The CPU has long been the standard chip to perform most computing tasks, including analytics. However, specialized computing and chip-based servers can now offload graphics processing tasks to a dedicated GPU, which improves overall performance.
Microprocessor CPU limits gave rise to specialized chips such as the GPU, the DPU or the FPU -- sometimes called a math coprocessor, which handles floating-point mathematics. Such units free up the CPU to focus on more generalized processing tasks.
GPUs for data analytics
GPUs stuck strictly to graphical tasks for a long time, according to Greg Schulz, an independent IT analyst; the current interest in using the GPU for other kinds of processing is relatively new. Graphical processing requires math-intensive workloads, but the GPU's ability to process heavy mathematical tasks makes sense for a variety of other purposes. For example, rendering a 3D image requires matrix multiplication -- a kind of math that also proves useful for deep learning and analysis. However, those advanced GPU capabilities aren't a good fit for simply querying data in a database or data warehouse, according to Mike Gualtieri, principal analyst at Forrester Research, a research and advisory company based out of Cambridge, Mass.
Vendors such as Nvidia aim to use GPUs to dramatically accelerate training deep learning algorithms in particular. In addition to deep learning, GPUs also speed up tasks that involve inspection, searching through image databases and natural language processing. As GPUs become more common, they also become a more cost-effective way to handle such tasks.
Mathias GolombekCTO, Exasol
"GPUs enable data scientists to spend more time focused on value-added tasks and experiences and [deal with] fewer frustrations stemming from slow-performing systems and tools," said Mathias Golombek, CTO at Exasol, a high-speed database company based in Nuremberg, Germany.
On the other hand, not all tasks are a good fit for GPUs. Much of the GPU's popularity comes from its ability to offload certain intensive tasks from the CPU, but CPUs still suit certain data analytics tasks better. For example, running SQL analytics queries against a big data set requires a CPU's in-memory processing. The best bet for data analytics is to use both CPUs and GPUs together.

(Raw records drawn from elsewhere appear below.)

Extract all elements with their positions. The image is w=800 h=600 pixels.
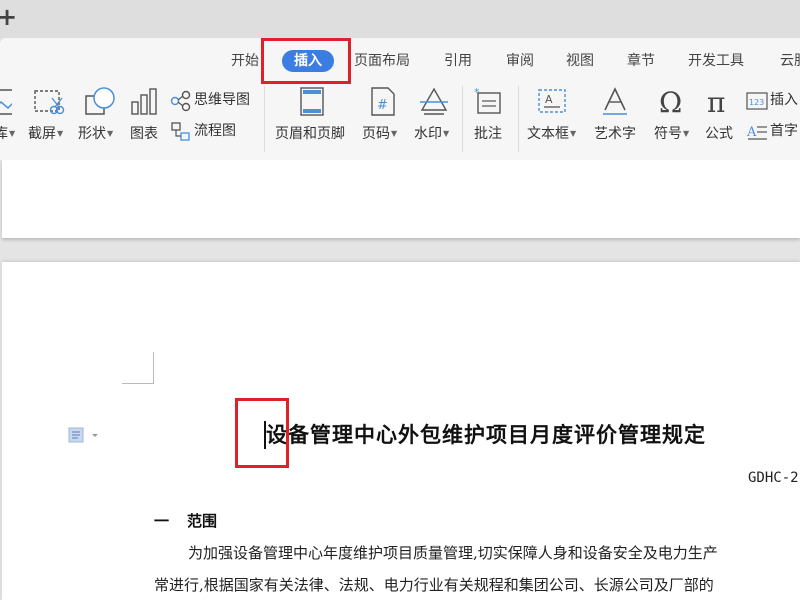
insert-tab-highlight bbox=[261, 38, 351, 84]
svg-text:123: 123 bbox=[749, 98, 764, 107]
ribbon-separator bbox=[462, 86, 463, 152]
tab-developer[interactable]: 开发工具 bbox=[688, 50, 744, 72]
comment-label: 批注 bbox=[474, 126, 502, 142]
chart-tool[interactable]: 图表 bbox=[128, 86, 164, 152]
textbox-label: 文本框▼ bbox=[527, 126, 577, 142]
watermark-tool[interactable]: 水印▼ bbox=[412, 86, 458, 152]
ribbon: 开始 插入 页面布局 引用 审阅 视图 章节 开发工具 云服 库▼ 截屏▼ bbox=[0, 38, 800, 160]
ribbon-separator bbox=[264, 86, 265, 152]
insert-number-tool[interactable]: 123 插入 bbox=[746, 90, 800, 112]
section-number: 一 bbox=[154, 512, 170, 530]
screenshot-tool[interactable]: 截屏▼ bbox=[28, 86, 70, 152]
comment-icon: * bbox=[474, 86, 501, 114]
watermark-icon bbox=[420, 87, 448, 115]
formula-label: 公式 bbox=[705, 126, 733, 142]
document-number[interactable]: GDHC-2 bbox=[748, 470, 799, 486]
pi-icon: π bbox=[707, 86, 725, 118]
screenshot-label: 截屏▼ bbox=[28, 126, 64, 142]
header-footer-label: 页眉和页脚 bbox=[275, 126, 345, 142]
tab-cloud[interactable]: 云服 bbox=[780, 50, 800, 72]
chart-icon bbox=[131, 88, 157, 115]
tab-home[interactable]: 开始 bbox=[231, 50, 259, 72]
paragraph-layout-button[interactable] bbox=[68, 426, 102, 448]
screenshot-icon bbox=[34, 90, 65, 115]
comment-tool[interactable]: * 批注 bbox=[470, 86, 510, 152]
document-page-previous[interactable] bbox=[2, 160, 800, 238]
page-number-tool[interactable]: # 页码▼ bbox=[360, 86, 406, 152]
svg-text:A: A bbox=[746, 125, 757, 140]
ribbon-tabs: 开始 插入 页面布局 引用 审阅 视图 章节 开发工具 云服 bbox=[0, 38, 800, 82]
picture-label: 库▼ bbox=[0, 126, 16, 142]
shape-tool[interactable]: 形状▼ bbox=[78, 86, 122, 152]
picture-icon bbox=[0, 89, 12, 115]
document-title[interactable]: 设备管理中心外包维护项目月度评价管理规定 bbox=[266, 419, 706, 449]
wordart-icon bbox=[603, 87, 627, 115]
paragraph-line[interactable]: 为加强设备管理中心年度维护项目质量管理,切实保障人身和设备安全及电力生产 bbox=[188, 542, 718, 563]
shape-label: 形状▼ bbox=[78, 126, 114, 142]
textbox-icon: A bbox=[538, 89, 566, 113]
page-number-label: 页码▼ bbox=[362, 126, 398, 142]
section-title: 范围 bbox=[187, 512, 218, 530]
wordart-tool[interactable]: 艺术字 bbox=[592, 86, 642, 152]
textbox-tool[interactable]: A 文本框▼ bbox=[526, 86, 582, 152]
header-footer-icon bbox=[300, 87, 324, 116]
number-list-icon: 123 bbox=[746, 92, 768, 110]
tab-references[interactable]: 引用 bbox=[444, 50, 472, 72]
svg-text:π: π bbox=[707, 86, 725, 118]
document-page[interactable]: 设备管理中心外包维护项目月度评价管理规定 GDHC-2 一范围 为加强设备管理中… bbox=[2, 262, 800, 600]
chart-label: 图表 bbox=[130, 126, 158, 142]
svg-text:#: # bbox=[377, 98, 388, 113]
mindmap-tool[interactable]: 思维导图 bbox=[170, 90, 258, 112]
watermark-label: 水印▼ bbox=[414, 126, 450, 142]
svg-text:*: * bbox=[474, 86, 480, 99]
svg-text:Ω: Ω bbox=[659, 86, 682, 118]
flowchart-tool[interactable]: 流程图 bbox=[170, 121, 250, 143]
symbol-tool[interactable]: Ω 符号▼ bbox=[652, 86, 696, 152]
title-bar: + bbox=[0, 0, 800, 38]
flowchart-label: 流程图 bbox=[194, 123, 236, 139]
header-footer-tool[interactable]: 页眉和页脚 bbox=[272, 86, 356, 152]
tab-sections[interactable]: 章节 bbox=[627, 50, 655, 72]
cursor-highlight bbox=[235, 398, 289, 468]
mindmap-icon bbox=[170, 90, 191, 112]
tab-view[interactable]: 视图 bbox=[566, 50, 594, 72]
dropcap-label: 首字 bbox=[770, 123, 798, 139]
symbol-label: 符号▼ bbox=[654, 126, 690, 142]
formula-tool[interactable]: π 公式 bbox=[702, 86, 742, 152]
omega-icon: Ω bbox=[659, 86, 682, 118]
paragraph-icon bbox=[68, 427, 98, 443]
dropcap-tool[interactable]: A 首字 bbox=[746, 121, 800, 143]
page-number-icon: # bbox=[371, 87, 395, 116]
section-heading[interactable]: 一范围 bbox=[154, 510, 217, 531]
tab-page-layout[interactable]: 页面布局 bbox=[354, 50, 410, 72]
picture-tool[interactable]: 库▼ bbox=[0, 86, 20, 152]
flowchart-icon bbox=[171, 122, 190, 141]
tab-review[interactable]: 审阅 bbox=[506, 50, 534, 72]
ribbon-separator bbox=[518, 86, 519, 152]
svg-text:A: A bbox=[545, 93, 553, 106]
wordart-label: 艺术字 bbox=[594, 126, 636, 142]
shape-icon bbox=[85, 87, 115, 115]
mindmap-label: 思维导图 bbox=[194, 92, 250, 108]
page-margin-marker bbox=[122, 352, 154, 384]
insert-number-label: 插入 bbox=[770, 92, 798, 108]
new-tab-button[interactable]: + bbox=[0, 2, 17, 32]
paragraph-line[interactable]: 常进行,根据国家有关法律、法规、电力行业有关规程和集团公司、长源公司及厂部的 bbox=[154, 574, 714, 595]
dropcap-icon: A bbox=[746, 125, 767, 140]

GPU vs. CPU: How they stack up
When it comes to data analytics, GPUs can handle several tasks at once because of their massive parallelism. However, CPUs are more versatile in the tasks they can perform, because GPUs usually have limited applicability for crunching data.
Instead of deciding between CPUs vs. GPUs for data analytics, organizations should consider whether they can use GPUs as an accelerator to achieve higher performance across the board. For instance, GPUs can quicken the development, training and refining of data science models because model training makes it easy to parallelize and use a GPU. This also keeps CPUs from dealing with heavy and complex model training tasks.
Organizations can also more easily test and experiment with GPUs because big cloud providers increasingly offer GPU services. AWS, Microsoft Azure and Google Cloud Platform all offer GPU instances, usually for AI workloads. GPUs' specialized purpose and increasing popularity with major vendors could spawn another generation of chips to perform more specialized analytical learning tasks. For example, Google even has its own proprietary Tensor Processing Unit for such tasks.